1. Fact: The murder rates in many nations (such as England) were
ALREADY LOW BEFORE enacting gun control. Thus, their restrictive laws
cannot be credited with lowering their crime rates.1
2. Fact: Gun control has done nothing to keep crime rates from rising
in many of the nations that have imposed severe firearms
restrictions.
* Australia: Readers of the USA Today newspaper discovered in 2002
that, "Since Australia's 1996 laws banning most guns and making it a
crime to use a gun defensively, armed robberies rose by 51%, unarmed
robberies by 37%, assaults by 24% and kidnappings by 43%. While
murders fell by 3%, manslaughter rose by 16%."2
* Canada: After enacting stringent gun control laws in 1991 and 1995,
Canada has not made its citizens any safer. "The contrast between the
criminal violence rates in the United States and in Canada is
dramatic," says Canadian criminologist Gary Mauser in 2003. "Over the
past decade, the rate of violent crime in Canada has increased while
in the United States the violent crime rate has plummeted." 3
* England: According to the BBC News, handgun crime in the United
Kingdom rose by 40% in the two years after it passed its draconian gun
ban in 1997.4
* Japan: One newspaper headline says it all: Police say "Crime rising
in Japan, while arrests at record low."5
3. Fact: British citizens are now more likely to become a victim of
crime than are people in the United States:
* In 1998, a study conducted jointly by statisticians from the U.S.
Department of Justice and the University of Cambridge in England found
that most crime is now worse in England than in the United States.
* "You are more likely to be mugged in England than in the United
States," stated the Reuters news agency in summarizing the study. "The
rate of robbery is now 1.4 times higher in England and Wales than in
the United States, and the British burglary rate is nearly double
America's."6 The murder rate in the United States is reportedly higher
than in England, but according to the DOJ study, "the difference
between the [murder rates in the] two countries has narrowed over the
past 16 years."7
* The United Nations confirmed these results in 2000 when it reported
that the crime rate in England is higher than the crime rates of 16
other industrialized nations, including the United States.8
4. Fact: British authorities routinely underreport crime statistics.
Comparing statistics between different nations can be quite difficult
since foreign officials frequently use different standards in
compiling crime statistics.
* The British media has remained quite critical of authorities there
for "fiddling" with crime data.

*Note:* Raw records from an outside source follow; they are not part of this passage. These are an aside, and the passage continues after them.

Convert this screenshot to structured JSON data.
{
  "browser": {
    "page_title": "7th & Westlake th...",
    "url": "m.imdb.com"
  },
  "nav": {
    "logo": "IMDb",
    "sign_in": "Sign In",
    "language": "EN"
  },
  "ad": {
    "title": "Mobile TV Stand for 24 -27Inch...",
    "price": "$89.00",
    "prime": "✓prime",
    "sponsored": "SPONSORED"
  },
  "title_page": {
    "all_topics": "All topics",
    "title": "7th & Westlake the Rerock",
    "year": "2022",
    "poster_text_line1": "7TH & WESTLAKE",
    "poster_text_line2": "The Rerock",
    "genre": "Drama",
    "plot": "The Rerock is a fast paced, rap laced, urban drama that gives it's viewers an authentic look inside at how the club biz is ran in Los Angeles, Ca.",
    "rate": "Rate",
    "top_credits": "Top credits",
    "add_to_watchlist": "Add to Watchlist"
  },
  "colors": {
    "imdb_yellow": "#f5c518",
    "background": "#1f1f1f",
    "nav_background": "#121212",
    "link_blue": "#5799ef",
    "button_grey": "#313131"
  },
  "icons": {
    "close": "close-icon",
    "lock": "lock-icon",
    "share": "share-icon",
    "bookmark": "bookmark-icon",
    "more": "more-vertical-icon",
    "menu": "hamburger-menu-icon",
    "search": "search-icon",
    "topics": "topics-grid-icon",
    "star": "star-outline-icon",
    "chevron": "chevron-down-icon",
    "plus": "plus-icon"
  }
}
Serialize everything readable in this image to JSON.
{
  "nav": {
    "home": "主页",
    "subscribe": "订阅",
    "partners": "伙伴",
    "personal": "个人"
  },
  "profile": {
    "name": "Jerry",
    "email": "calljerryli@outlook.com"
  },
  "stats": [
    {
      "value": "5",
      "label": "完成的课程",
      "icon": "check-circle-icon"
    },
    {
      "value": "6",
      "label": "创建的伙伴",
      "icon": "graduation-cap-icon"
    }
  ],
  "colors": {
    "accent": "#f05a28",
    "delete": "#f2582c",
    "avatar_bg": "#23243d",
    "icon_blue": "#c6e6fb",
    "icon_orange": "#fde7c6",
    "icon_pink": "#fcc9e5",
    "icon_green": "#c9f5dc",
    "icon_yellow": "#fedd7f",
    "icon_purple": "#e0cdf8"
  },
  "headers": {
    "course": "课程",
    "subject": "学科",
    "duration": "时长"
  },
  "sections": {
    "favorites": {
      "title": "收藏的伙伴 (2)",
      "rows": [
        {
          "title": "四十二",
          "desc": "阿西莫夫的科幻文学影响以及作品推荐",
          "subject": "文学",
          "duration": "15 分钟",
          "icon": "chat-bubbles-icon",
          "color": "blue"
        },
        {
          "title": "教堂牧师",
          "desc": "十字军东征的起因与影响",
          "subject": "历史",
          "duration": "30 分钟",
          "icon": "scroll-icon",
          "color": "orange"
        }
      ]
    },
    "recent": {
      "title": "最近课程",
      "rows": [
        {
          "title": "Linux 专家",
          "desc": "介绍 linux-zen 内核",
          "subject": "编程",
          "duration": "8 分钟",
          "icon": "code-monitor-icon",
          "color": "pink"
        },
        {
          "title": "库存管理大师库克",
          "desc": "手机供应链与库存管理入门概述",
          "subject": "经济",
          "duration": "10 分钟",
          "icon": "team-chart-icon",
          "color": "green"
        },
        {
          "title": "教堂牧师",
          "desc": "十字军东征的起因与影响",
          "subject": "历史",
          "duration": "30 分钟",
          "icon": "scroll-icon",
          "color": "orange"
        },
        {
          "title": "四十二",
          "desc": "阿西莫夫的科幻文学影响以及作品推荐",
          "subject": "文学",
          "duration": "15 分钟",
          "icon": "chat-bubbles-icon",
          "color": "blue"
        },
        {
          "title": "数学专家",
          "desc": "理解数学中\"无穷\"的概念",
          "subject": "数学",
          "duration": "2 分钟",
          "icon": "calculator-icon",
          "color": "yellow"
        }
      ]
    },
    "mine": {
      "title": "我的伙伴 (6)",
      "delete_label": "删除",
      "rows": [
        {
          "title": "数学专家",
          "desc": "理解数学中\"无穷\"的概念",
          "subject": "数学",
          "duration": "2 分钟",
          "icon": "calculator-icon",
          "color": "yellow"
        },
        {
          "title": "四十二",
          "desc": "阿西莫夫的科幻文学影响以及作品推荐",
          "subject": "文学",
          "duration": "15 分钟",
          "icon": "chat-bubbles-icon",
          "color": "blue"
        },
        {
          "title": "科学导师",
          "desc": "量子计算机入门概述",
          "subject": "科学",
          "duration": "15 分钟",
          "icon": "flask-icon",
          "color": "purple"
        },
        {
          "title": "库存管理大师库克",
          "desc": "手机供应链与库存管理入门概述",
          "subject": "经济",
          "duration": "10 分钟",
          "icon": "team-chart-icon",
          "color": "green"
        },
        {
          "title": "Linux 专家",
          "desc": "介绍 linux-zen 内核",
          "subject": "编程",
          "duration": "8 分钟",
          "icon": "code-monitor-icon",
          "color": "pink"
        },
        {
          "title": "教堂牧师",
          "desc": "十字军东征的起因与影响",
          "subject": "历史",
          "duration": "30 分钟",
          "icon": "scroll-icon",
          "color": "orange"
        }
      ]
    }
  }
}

Consider some of the headlines in
their papers: "Crime figures a sham, say police,"9 "Police are accused
of fiddling crime data,"10 and "Police figures under-record offences
by 20 percent."11
* British police have also criticized the system because of the
"widespread manipulation" of crime data:
a. "Officers said that pressure to convince the public that police
were winning the fight against crime had resulted in a long list of
ruses to 'massage' statistics."12
b. Sgt. Mike Bennett says officers have become increasingly frustrated
with the practice of manipulating statistics. "The crime figures are
meaningless," he said. "Police everywhere know exactly what is going
on."13
c. According to The Electronic Telegraph, "Officers said the recorded
level of crime bore no resemblance to the actual amount of crime being
committed."14
* Underreporting crime data: "One former Scotland Yard officer told
The Telegraph of a series of tricks that rendered crime figures 'a
complete sham.' A classic example, he said, was where a series of
homes in a block flats were burgled and were regularly recorded as one
crime. Another involved pickpocketing, which was not recorded as a
crime unless the victim had actually seen the item being stolen."15
* Underreporting murder data: British crime reporting tactics keep
murder rates artificially low. "Suppose that three men kill a woman
during an argument outside a bar. They are arrested for murder, but
because of problems with identification (the main witness is dead),
charges are eventually dropped. In American crime statistics, the
event counts as a three-person homicide, but in British statistics it
counts as nothing at all. 'With such differences in reporting
criteria, comparisons of U.S. homicide rates with British homicide
rates is a sham,' [a 2000 report from the Inspectorate of
Constabulary] concludes."16
5. Fact: Many nations with stricter gun control laws have violence
rates that are equal to, or greater than, that of the United States.
Consider the following rates:


High Gun
Ownership Countries
Low Gun
Ownership Countries

Country
Suicide
Homicide
Total*
Country
Suicide
Homicide
Total*

Switzerland 21.4
2.7
24.1
Denmark 22.3
4.9
27.2

U.S. 11.6
7.4
19.0
France 20.8
1.1
21.9

Israel 6.5
1.4
7.9
Japan** 16.7
0.6
17.3




* The figures listed in the table are the rates per 100,000 people.
** Suicide figures for Japan also include many homicides.
Source for table: U.S. figures for 1996 are taken from the Statistical
Abstract of the U.S. and FBI Uniform Crime Reports. The rest of the
table is taken from the UN 1996 Demographic Yearbook (1998), cited at
http://www.haciendapub.com/stolinsky.html.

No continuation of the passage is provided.